Prep 15 mins
Cook 26 mins
This is a fantastic light dessert - I do hope you enjoy them as much as we did - very light.
- 1 (450 g) package angel food cake mix
- 1 (113 g) packagejell-o instant vanilla pudding
- 1 (398 ml) can crushed pineapple in juice, undrained
- 1 cup Cool Whip, thawed
- 12 fresh strawberries, cut in half
- Heat oven to 350°F.
- Prepare cake batter as directed on package. Pour into 24 paper-lined muffin cups (Batter will nearly fill cups.) It is important to bake cupcakes immediately after filling muffin cups to prevent cupcakes from sticking to paper liners. Bake 26 minutes or until tops are light golden brown. Cool in pans 10 minutes, remove to wire rack. Cool completely.

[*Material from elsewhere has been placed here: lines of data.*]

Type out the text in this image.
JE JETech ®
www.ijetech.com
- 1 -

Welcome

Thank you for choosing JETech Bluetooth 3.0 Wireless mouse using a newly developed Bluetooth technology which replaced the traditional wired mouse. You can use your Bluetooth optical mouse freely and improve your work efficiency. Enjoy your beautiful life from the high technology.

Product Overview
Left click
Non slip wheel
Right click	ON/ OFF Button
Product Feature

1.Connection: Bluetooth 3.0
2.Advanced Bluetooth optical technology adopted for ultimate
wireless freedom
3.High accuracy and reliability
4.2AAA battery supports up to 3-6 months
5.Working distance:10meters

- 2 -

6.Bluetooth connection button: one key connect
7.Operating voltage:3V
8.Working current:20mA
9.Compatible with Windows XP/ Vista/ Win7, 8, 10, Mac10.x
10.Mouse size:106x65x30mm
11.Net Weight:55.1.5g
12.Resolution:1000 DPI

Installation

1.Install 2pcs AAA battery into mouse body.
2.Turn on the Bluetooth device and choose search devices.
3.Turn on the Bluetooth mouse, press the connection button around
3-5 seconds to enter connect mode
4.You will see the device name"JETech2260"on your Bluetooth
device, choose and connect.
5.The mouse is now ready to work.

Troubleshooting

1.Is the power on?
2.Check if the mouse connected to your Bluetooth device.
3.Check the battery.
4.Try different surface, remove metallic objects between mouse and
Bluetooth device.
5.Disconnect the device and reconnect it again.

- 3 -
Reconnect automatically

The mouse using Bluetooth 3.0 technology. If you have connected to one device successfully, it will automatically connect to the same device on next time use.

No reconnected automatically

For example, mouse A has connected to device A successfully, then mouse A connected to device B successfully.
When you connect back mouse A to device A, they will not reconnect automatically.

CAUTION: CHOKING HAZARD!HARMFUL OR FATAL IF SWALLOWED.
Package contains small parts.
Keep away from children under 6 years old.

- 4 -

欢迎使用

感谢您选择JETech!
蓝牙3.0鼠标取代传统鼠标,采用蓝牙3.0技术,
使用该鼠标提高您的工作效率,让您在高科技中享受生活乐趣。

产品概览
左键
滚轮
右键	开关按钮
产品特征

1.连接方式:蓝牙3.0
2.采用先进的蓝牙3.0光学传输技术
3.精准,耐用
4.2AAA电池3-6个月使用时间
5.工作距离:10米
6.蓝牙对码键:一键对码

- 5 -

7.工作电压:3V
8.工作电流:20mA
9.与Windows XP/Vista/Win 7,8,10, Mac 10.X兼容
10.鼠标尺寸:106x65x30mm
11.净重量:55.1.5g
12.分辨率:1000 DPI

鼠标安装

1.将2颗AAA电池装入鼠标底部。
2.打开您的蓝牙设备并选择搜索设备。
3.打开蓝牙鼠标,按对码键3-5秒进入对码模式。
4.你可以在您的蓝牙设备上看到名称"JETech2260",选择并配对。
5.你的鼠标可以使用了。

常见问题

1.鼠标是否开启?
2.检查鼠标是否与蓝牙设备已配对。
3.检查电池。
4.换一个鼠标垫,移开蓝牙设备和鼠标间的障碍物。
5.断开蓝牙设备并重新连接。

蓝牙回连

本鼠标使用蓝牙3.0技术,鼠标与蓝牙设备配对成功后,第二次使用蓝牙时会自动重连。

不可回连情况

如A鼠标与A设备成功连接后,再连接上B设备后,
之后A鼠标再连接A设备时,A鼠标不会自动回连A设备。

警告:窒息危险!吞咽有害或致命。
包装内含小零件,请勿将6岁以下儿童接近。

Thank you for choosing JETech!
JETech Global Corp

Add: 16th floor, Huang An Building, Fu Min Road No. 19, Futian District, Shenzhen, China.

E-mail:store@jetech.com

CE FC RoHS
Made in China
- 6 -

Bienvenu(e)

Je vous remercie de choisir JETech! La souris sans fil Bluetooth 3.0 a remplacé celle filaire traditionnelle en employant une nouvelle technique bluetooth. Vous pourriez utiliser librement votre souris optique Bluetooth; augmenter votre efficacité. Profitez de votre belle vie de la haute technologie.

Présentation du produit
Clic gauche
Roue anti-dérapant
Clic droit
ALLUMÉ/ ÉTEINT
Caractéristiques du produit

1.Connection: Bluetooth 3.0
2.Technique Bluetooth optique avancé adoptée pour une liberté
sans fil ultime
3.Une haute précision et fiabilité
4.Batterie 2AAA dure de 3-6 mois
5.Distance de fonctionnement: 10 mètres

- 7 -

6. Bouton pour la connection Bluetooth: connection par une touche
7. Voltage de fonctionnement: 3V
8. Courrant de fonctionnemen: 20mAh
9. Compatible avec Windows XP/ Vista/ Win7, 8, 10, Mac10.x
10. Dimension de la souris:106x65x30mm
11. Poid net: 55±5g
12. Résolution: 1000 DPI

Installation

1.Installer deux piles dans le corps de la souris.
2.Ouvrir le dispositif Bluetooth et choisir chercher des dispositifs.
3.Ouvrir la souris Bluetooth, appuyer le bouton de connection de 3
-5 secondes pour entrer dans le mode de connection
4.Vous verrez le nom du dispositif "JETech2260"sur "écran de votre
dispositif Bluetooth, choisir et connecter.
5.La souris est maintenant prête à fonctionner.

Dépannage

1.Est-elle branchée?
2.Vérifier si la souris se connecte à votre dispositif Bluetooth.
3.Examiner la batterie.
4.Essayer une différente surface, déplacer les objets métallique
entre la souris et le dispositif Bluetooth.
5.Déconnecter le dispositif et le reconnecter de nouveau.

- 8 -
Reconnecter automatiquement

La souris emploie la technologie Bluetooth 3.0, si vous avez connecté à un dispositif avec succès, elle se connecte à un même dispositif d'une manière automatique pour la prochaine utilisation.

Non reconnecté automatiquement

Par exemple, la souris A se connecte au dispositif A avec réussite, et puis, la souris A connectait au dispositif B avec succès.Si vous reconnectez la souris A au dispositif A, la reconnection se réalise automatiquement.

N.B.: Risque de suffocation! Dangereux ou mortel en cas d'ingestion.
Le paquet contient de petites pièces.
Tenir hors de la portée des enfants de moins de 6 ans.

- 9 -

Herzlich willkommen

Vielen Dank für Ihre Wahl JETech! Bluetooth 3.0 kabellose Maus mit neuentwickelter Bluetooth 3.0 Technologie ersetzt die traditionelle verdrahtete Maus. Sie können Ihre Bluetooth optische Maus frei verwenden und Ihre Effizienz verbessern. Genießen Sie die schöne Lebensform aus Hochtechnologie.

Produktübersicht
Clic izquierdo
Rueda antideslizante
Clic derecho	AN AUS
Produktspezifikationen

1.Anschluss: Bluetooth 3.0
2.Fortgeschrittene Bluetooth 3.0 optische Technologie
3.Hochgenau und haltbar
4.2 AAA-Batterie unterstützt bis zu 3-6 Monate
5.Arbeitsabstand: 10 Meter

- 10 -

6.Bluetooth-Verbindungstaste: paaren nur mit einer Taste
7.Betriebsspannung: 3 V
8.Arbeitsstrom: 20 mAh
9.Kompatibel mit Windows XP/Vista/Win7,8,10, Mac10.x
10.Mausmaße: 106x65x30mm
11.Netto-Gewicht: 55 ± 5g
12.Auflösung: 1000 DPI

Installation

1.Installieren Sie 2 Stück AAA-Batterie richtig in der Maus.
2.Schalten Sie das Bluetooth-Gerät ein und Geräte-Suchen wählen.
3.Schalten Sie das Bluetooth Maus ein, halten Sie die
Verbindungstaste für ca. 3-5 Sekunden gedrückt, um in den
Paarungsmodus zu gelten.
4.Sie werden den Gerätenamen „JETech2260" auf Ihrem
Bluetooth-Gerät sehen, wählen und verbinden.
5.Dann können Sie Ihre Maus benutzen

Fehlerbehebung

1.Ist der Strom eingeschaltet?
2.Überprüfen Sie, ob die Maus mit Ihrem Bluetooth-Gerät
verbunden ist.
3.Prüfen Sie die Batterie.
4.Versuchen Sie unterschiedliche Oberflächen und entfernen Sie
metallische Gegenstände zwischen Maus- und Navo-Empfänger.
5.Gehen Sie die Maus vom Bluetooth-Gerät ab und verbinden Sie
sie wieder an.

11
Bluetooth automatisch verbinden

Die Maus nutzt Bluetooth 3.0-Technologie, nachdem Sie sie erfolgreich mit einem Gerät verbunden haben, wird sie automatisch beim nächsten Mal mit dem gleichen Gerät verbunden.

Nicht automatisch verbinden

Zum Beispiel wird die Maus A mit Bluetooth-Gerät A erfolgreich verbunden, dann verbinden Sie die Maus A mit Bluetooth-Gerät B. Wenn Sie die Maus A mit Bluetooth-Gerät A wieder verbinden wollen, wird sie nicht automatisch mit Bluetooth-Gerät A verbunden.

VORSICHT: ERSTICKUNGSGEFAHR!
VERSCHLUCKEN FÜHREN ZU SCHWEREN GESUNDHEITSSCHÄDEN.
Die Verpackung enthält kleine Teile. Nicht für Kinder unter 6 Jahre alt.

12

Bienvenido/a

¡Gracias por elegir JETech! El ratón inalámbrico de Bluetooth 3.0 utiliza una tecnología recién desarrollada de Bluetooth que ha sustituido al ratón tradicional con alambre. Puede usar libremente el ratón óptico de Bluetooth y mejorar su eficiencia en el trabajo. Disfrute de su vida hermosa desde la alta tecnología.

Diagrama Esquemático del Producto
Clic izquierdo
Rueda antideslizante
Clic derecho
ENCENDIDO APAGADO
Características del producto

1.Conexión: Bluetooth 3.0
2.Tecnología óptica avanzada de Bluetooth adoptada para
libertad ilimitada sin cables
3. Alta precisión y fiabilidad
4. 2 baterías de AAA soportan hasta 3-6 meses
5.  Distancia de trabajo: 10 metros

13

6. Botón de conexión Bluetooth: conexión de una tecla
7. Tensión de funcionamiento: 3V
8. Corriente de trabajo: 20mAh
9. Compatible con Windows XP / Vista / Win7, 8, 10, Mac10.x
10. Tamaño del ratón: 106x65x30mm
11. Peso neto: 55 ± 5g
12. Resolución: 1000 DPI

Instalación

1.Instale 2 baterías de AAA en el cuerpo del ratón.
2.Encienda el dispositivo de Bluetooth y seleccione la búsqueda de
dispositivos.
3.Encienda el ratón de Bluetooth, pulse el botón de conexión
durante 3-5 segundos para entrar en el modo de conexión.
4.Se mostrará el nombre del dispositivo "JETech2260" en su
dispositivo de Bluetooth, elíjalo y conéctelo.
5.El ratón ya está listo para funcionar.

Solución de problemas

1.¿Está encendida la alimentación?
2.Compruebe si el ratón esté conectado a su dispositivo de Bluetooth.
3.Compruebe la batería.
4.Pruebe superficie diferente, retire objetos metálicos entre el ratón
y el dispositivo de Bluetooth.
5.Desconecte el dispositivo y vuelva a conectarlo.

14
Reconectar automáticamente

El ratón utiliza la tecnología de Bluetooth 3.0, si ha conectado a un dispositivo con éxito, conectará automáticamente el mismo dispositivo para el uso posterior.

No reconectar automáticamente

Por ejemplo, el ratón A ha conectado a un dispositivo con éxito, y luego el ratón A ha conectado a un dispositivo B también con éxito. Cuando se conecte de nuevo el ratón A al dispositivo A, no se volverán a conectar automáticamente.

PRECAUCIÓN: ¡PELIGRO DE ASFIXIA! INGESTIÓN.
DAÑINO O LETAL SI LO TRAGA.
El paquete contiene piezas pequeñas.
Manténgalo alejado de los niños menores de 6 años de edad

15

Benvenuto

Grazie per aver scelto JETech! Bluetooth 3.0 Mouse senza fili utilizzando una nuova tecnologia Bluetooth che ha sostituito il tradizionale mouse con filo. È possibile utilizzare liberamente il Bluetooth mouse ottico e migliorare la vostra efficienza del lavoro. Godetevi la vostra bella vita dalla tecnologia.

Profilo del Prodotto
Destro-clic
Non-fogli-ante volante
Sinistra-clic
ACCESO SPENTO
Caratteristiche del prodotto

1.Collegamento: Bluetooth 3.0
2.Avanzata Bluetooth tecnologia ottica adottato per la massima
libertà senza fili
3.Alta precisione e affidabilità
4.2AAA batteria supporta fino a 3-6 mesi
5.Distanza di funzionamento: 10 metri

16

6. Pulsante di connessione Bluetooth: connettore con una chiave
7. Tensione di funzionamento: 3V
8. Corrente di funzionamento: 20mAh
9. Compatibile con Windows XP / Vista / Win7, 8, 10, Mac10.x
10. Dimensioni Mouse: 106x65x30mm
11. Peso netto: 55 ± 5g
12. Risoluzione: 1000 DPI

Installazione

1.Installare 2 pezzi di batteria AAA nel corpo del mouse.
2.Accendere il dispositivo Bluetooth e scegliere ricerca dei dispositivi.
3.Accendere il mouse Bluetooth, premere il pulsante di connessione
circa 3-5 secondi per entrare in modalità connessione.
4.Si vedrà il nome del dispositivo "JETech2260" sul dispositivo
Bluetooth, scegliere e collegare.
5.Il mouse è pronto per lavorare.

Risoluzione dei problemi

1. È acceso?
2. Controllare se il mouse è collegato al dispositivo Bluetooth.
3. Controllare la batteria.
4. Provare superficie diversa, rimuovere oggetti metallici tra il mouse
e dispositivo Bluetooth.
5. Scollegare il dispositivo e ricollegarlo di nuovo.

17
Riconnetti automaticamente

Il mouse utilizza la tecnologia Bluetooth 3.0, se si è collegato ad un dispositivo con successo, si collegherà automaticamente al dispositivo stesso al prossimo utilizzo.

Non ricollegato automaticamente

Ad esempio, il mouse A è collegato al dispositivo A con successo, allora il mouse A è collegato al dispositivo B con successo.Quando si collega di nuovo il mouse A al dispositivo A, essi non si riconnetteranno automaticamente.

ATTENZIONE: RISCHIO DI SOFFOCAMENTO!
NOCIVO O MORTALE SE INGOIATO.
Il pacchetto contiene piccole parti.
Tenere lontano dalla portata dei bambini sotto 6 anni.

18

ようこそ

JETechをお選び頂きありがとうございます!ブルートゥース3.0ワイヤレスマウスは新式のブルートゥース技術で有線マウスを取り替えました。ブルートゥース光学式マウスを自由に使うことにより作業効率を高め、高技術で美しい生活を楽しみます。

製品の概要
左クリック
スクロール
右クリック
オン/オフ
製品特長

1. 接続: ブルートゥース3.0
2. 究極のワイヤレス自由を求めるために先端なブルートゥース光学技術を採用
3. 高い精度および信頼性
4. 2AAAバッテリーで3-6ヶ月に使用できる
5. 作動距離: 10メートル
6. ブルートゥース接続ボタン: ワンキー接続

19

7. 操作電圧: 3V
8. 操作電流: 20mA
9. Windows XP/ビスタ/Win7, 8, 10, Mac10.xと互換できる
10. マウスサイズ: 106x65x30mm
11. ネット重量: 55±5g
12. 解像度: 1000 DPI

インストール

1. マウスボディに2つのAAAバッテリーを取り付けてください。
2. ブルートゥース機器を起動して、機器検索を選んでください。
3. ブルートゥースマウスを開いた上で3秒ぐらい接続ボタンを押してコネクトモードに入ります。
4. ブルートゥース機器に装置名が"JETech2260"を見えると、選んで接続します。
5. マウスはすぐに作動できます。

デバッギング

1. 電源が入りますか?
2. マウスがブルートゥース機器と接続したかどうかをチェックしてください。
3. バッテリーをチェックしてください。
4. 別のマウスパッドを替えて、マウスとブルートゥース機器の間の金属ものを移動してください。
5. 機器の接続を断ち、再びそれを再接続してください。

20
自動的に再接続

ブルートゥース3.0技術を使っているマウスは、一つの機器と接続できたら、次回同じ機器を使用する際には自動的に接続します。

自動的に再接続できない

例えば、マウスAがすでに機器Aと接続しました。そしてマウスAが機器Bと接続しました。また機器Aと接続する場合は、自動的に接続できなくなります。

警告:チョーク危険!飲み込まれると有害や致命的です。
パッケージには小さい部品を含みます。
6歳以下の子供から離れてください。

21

- Mix dry pudding mix and pineapple in a medium bowl. Gently stir in Cool Whip; spread on cupcakes.
- Top with berries.
- ANGEL LUSH FILLED CUPCAKES: Use a small knife to cut "x" in top of each cooled cupcake. Spoon 1 tablespoon Cool Whip top mixture into center of each cupcake. Frost top with remaining Cool Whip mixture.